A bit of homework can go a long way. In January 2005, a candidate for a job as vice president of human resources at Ingersoll Rand impressed Mr. Wilkins by mentioning its acquisition of Italian manufacturer CISA SpA. "The press release came out literally the day we spoke," he says. Mr. Wilkins invited the candidate to interview in person, though the person withdrew because of the job's location.

Susie Klinck, manager of the site-management team at the Palo Alto, Calif., office of Xerox Corp., says a candidate for a content-manager position at the technology and services company emailed her some work samples, and they reviewed them together on the phone.

The candidate secured an in-person interview. While she didn't win the job, says Ms. Klinck, "being able to review her work together went a long way in her getting as far as she did."

4. Follow up.

After a phone interview, send a thank-you that recaps your best selling points.
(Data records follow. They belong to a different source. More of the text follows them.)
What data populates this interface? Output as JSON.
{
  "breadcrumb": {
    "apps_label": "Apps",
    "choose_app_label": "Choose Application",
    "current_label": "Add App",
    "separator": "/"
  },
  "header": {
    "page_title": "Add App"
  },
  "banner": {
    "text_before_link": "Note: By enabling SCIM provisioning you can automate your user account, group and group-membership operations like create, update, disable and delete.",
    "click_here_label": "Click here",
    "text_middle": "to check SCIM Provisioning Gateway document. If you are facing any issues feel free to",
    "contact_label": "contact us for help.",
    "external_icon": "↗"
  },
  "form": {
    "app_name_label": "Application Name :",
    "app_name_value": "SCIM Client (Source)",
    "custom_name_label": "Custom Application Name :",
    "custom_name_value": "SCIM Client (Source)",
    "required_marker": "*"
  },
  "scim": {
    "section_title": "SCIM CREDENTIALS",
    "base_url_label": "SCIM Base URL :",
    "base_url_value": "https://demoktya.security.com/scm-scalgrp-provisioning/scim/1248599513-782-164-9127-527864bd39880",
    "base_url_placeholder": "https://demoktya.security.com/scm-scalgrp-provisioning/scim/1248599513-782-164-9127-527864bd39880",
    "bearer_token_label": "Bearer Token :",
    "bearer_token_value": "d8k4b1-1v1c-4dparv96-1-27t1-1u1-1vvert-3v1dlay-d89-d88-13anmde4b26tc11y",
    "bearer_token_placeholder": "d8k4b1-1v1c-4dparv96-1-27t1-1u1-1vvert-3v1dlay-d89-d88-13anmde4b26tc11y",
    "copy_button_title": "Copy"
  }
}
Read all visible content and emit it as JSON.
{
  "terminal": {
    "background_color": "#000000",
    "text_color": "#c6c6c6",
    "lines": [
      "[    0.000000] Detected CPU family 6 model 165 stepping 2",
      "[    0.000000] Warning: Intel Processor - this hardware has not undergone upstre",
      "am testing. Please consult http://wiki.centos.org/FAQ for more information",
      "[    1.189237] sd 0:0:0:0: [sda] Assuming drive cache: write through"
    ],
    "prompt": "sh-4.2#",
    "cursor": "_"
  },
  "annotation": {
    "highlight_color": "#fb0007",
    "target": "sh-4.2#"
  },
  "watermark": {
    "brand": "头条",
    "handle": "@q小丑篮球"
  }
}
Yvonne Gagnon, a part-time communications-management student at Manhattanville College's School of Graduate & Professional Studies in Purchase, N.Y., did just that after a phone interview in July. She had emailed her resume to a recruiter at an executive-search firm and called a few days later to follow up. She was interviewed on the spot for a communications job at a credit-card company. "I didn't know anything about the position or where her questioning was going," she says. Afterward, Ms. Gagnon crafted an email summarizing what they had discussed and information that she hadn't thought to mention.

"I'm really glad I did it, because I ended up getting five [in-person] interviews" for that job through the recruiter, she says. While she didn't get the job, she still makes follow-up emails a practice. "The face-to-face interview won't happen if you don't treat a phone interview with the same gravity," she says.